There are so many premade raviolis on the market today that don’t just involve cheese. They can be stuffed with chicken or mushrooms or squash. There are times when I just want to take a break from cooking and I’ll pick up one of these types of raviolis from Costco or Sam’s.
Like I’ve said before my goal is to aim for 80% healthy 20% not so healthy as a balance otherwise my overactive, perfectionist, ADD mind will actually try to achieve 100%. I’m ok with processed foods once in a while and when I do buy premade foods I still try to aim for nameable ingredients. Anyway, my problem isn’t so much with the ravioli (because we all know I will NEVER attempt to make them myself) but rather with the sauces.

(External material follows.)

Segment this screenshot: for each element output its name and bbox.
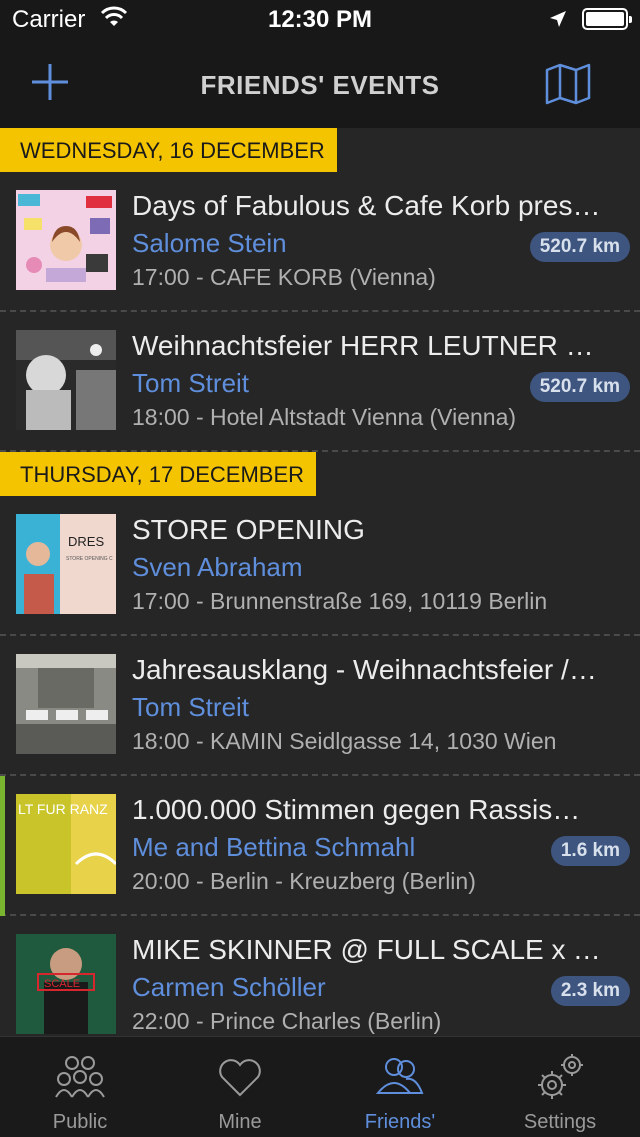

- I don’t want to buy the jarred Alfredo sauces because they are processed and loaded with fat and sodium and other ingredients I don’t want to consume and
- I can usually make it better myself.
I LOVE Butternut Squash ravioli and have used a garlicy, butter cream sauce (recipe here) before and it was FABULOUS!!! But this time I wanted to kick it up a notch and decide to make a roasted red pepper sauce.
Again, this is sooo simple you will kick yourself.
First you want to roast a few red peppers. Turn your broiler on and adjust the rack to the 2nd or 3rd shelf. Cut some peppers in half and deseed them. Brush them with a little EVOO and put them under the broiler
Roast them until they turn completely black – between 20-25 minutes
I put a glass bowl over them and let them steam for about 10 min
Once they are cool you just peel off the skin. It’s really that easy! Why pay a fortune for the jarred ones when it costs probably 1/3 to do it yourself?
To make the sauce you just roughly chop up your peppers and sauté them w/ some onion and garlic.
Transfer it to a food processor and pulse. Return to the pan.
Then add your cream and cheese until it melts. Stir in the butter, S&P and chopped basil.